Bodybuilding Tips For Effective Chest Training

chest training

We’ve all been asked “how much ya bench?” by a non-trained person about a hundred times in our lives, correct? Perhaps as a result, the chest is the body part that most bodybuilders tackle first when they enter the gym. Many beginner bodybuilders are solely flat bench pressers for the first year or three in the gym, and this is okay for establishing a baseline of muscle for future growth. However, there comes a time for maturing chest training so that a well-balanced chest sits atop your upper body. Here are some tips and tricks to follow for complete chest development.

Get the ratios right
You should be training chest with a 3:1 ratio for the incline:flat pressing movements. In other words, if you complete 9 sets of inline barbell presses and dumbbell flyes, you should be completing 3 sets of flat pressing or flyes. Many bodybuilders – particularly those with the standard Weider flat bench at home – don’t complete any incline bench pressing for their first year or two of training. This creates an aesthetic and strength imbalance which can only be rectified using a 3:1 incline:flat training ratio.

Cable-free
While cable crossovers can provide a great pump and deliver some stimulation to that pectoral-deltoid tie-in, many bodybuilders treat this movement as a mass-gainer. It will deliver a lot of blood to the region and might feel very good, but this movement will not build your pecs in the same manner that flat and incline presses and flyes will. Play with the cables a few times per month, but stick with the heavy compound movements until you have a well-sized chest and are focusing upon shaping it.

Just a little patience
It may seem confusing to train using this wide variety of chest movements when you’re used to just plugging away on the bench press each workout. Deal with it. Your chest is comprised of a vast network of interlocking mesh of muscle sheets. They need to be hit from many different angles in order to stimulate complete growth.

The 20-rep set
At least once per workout, complete a set containing twenty reps. This will stimulate your slow-twitch muscle fibers (those which are only activated by repetition number 12 or 15) and assure you’re stimulating every possible muscle fiber in the chest region. Most of your day should be hard and heavy, but the 20-rep set should always make the trip!

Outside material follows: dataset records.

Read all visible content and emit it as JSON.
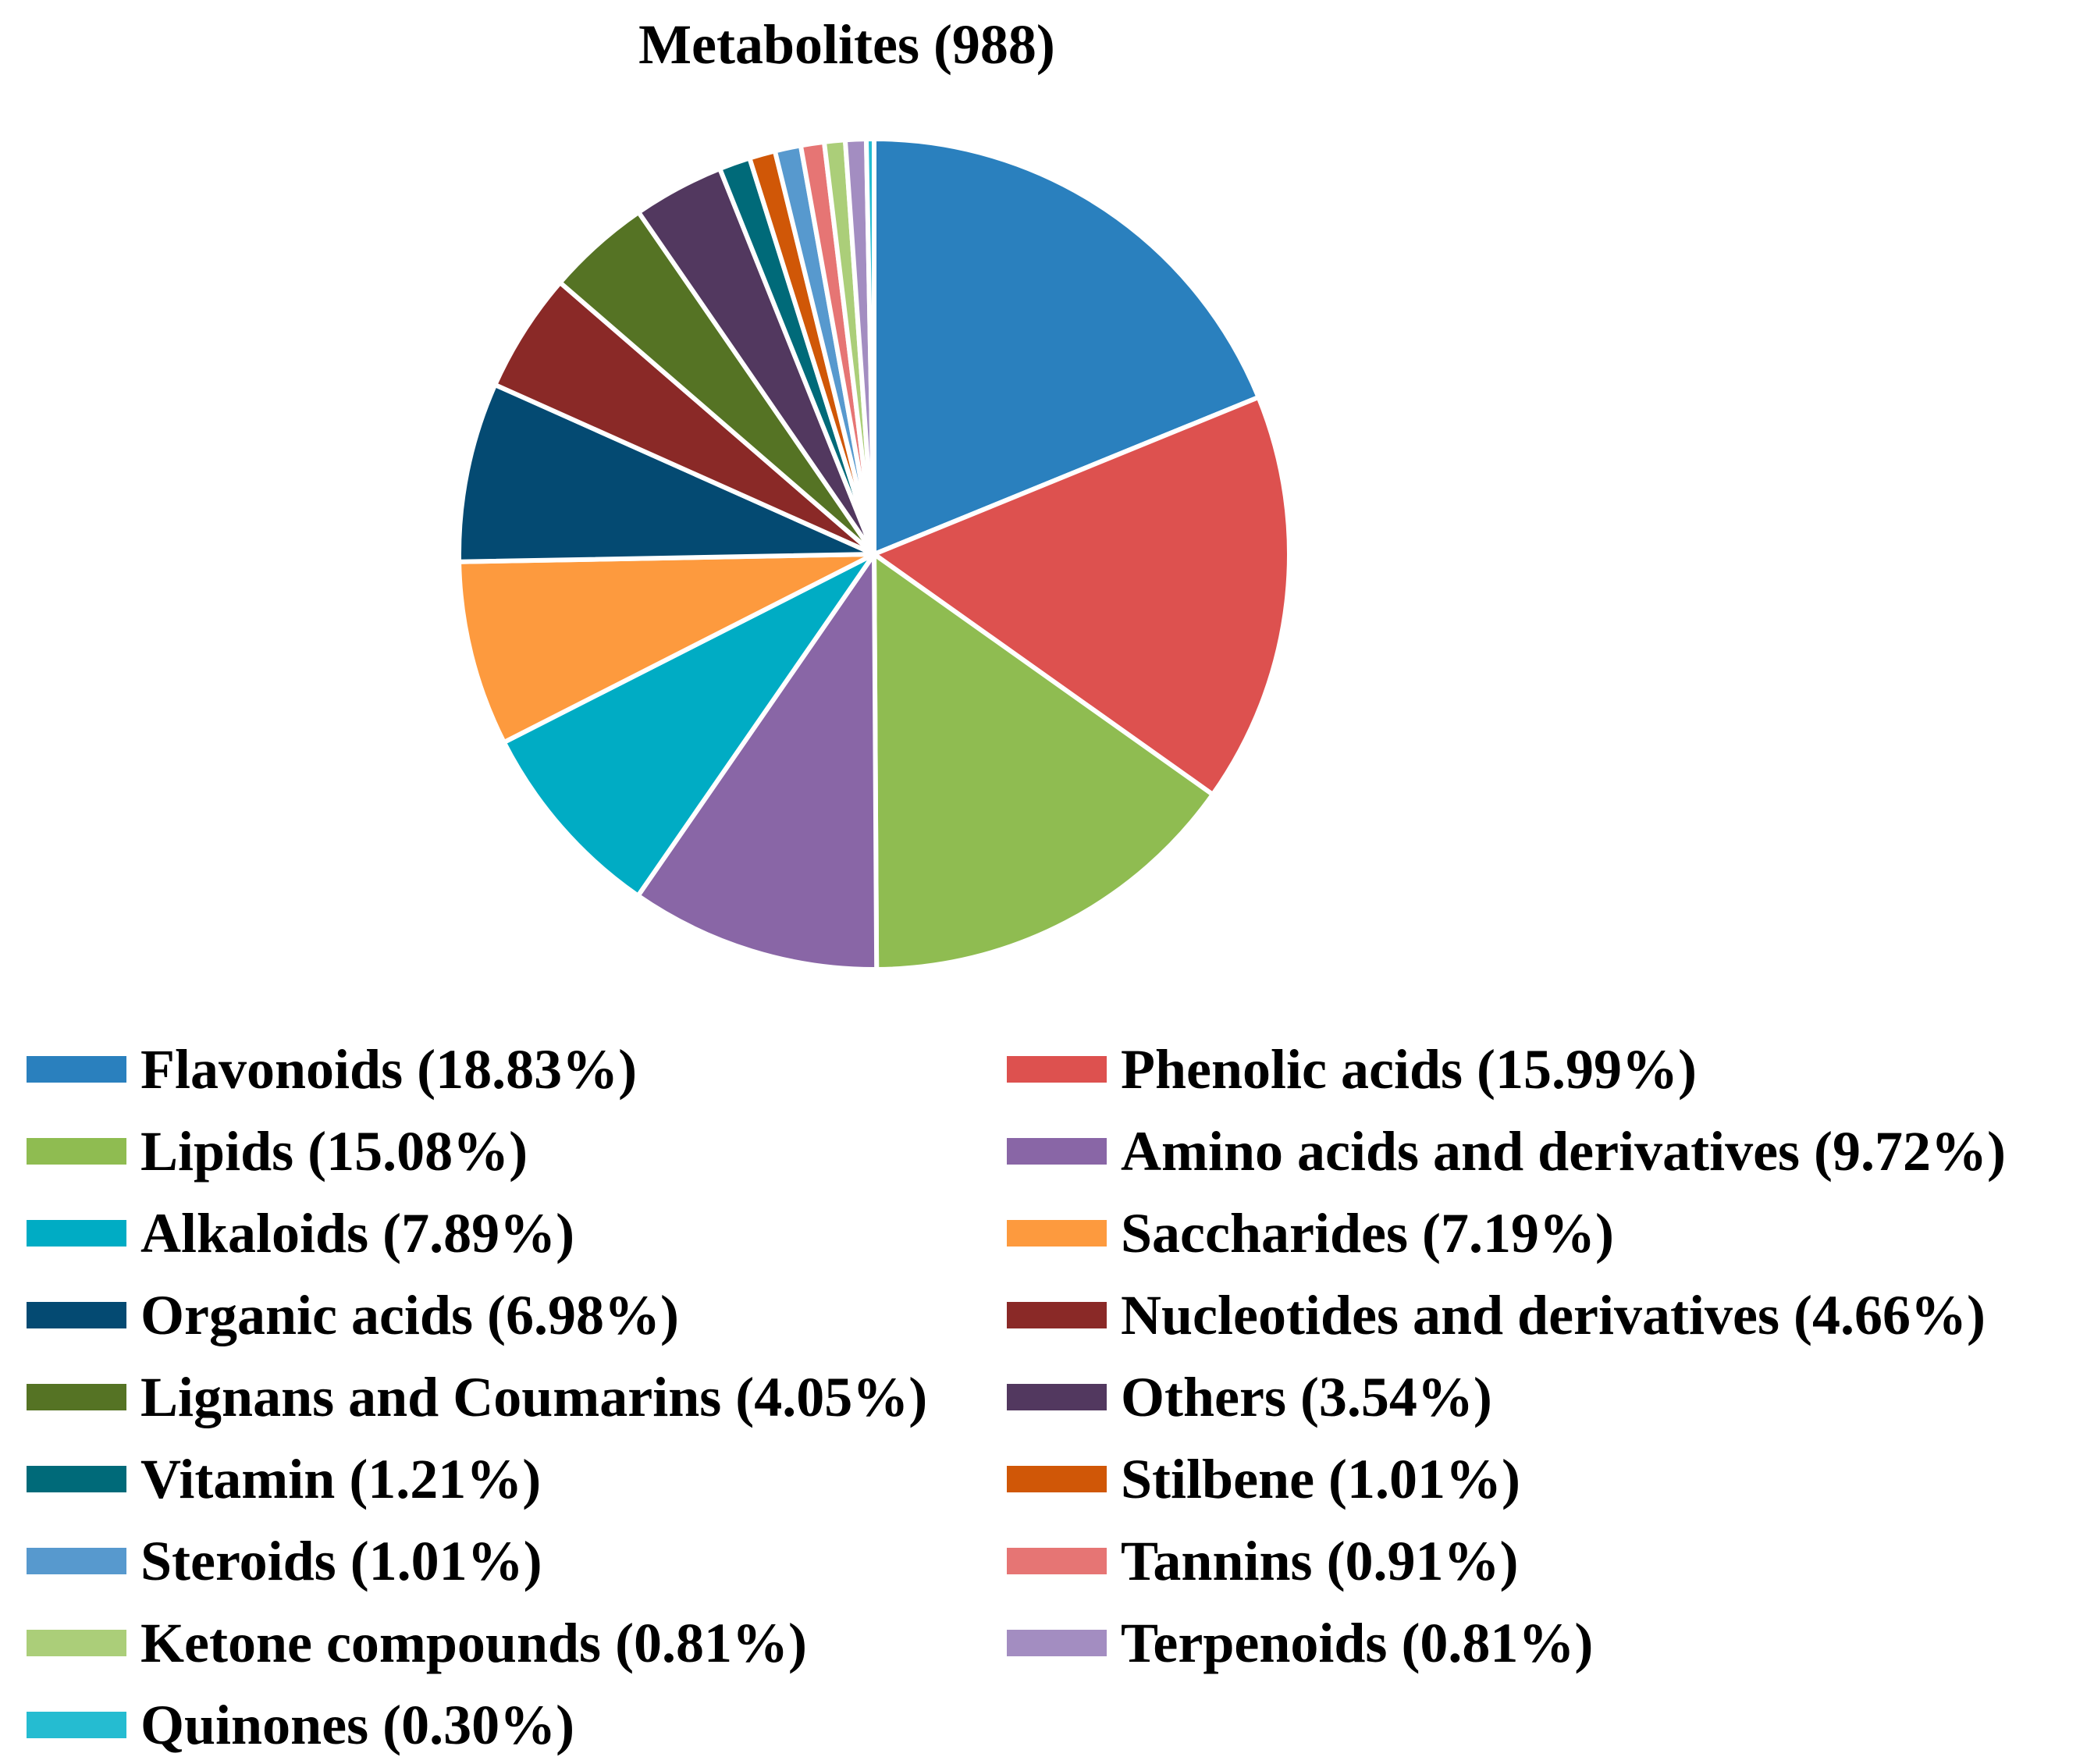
{
  "chart_data": {
    "type": "pie",
    "title": "Metabolites (988)",
    "start_angle": "12 o'clock",
    "direction": "clockwise",
    "legend_placement": "bottom, two columns",
    "slices": [
      {
        "name": "Flavonoids",
        "label": "Flavonoids (18.83%)",
        "value": 18.83,
        "color": "#2A80BE"
      },
      {
        "name": "Phenolic acids",
        "label": "Phenolic acids (15.99%)",
        "value": 15.99,
        "color": "#DD514F"
      },
      {
        "name": "Lipids",
        "label": "Lipids (15.08%)",
        "value": 15.08,
        "color": "#8FBC51"
      },
      {
        "name": "Amino acids and derivatives",
        "label": "Amino acids and derivatives (9.72%)",
        "value": 9.72,
        "color": "#8966A6"
      },
      {
        "name": "Alkaloids",
        "label": "Alkaloids (7.89%)",
        "value": 7.89,
        "color": "#00ACC4"
      },
      {
        "name": "Saccharides",
        "label": "Saccharides (7.19%)",
        "value": 7.19,
        "color": "#FD9A3E"
      },
      {
        "name": "Organic acids",
        "label": "Organic acids (6.98%)",
        "value": 6.98,
        "color": "#044A72"
      },
      {
        "name": "Nucleotides and derivatives",
        "label": "Nucleotides and derivatives (4.66%)",
        "value": 4.66,
        "color": "#8A2927"
      },
      {
        "name": "Lignans and Coumarins",
        "label": "Lignans and Coumarins (4.05%)",
        "value": 4.05,
        "color": "#557324"
      },
      {
        "name": "Others",
        "label": "Others (3.54%)",
        "value": 3.54,
        "color": "#52385F"
      },
      {
        "name": "Vitamin",
        "label": "Vitamin (1.21%)",
        "value": 1.21,
        "color": "#006A79"
      },
      {
        "name": "Stilbene",
        "label": "Stilbene (1.01%)",
        "value": 1.01,
        "color": "#D05707"
      },
      {
        "name": "Steroids",
        "label": "Steroids (1.01%)",
        "value": 1.01,
        "color": "#5799CE"
      },
      {
        "name": "Tannins",
        "label": "Tannins (0.91%)",
        "value": 0.91,
        "color": "#E67574"
      },
      {
        "name": "Ketone compounds",
        "label": "Ketone compounds (0.81%)",
        "value": 0.81,
        "color": "#ABCE79"
      },
      {
        "name": "Terpenoids",
        "label": "Terpenoids (0.81%)",
        "value": 0.81,
        "color": "#A38DC1"
      },
      {
        "name": "Quinones",
        "label": "Quinones (0.30%)",
        "value": 0.3,
        "color": "#25BCD1"
      }
    ]
  }
}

You can have a superb chest routine and follow all the rules, but if you’re not training legs or back, you’re going to develop imbalances which can potentially lead to injuries. Utilize a full-body routine, and don’t skip days. If you have weak body parts, it’s usually because you’re not training legs hard enough.

The chest is the centerpiece in most physiques, the place the judges’ eyes first rest when scanning the stage for competitors. Possessing a well-developed chest is imperative for success at even the local bodybuilding level. Follow this tips and tricks, and train hard and intelligently. A powerful chest will follow!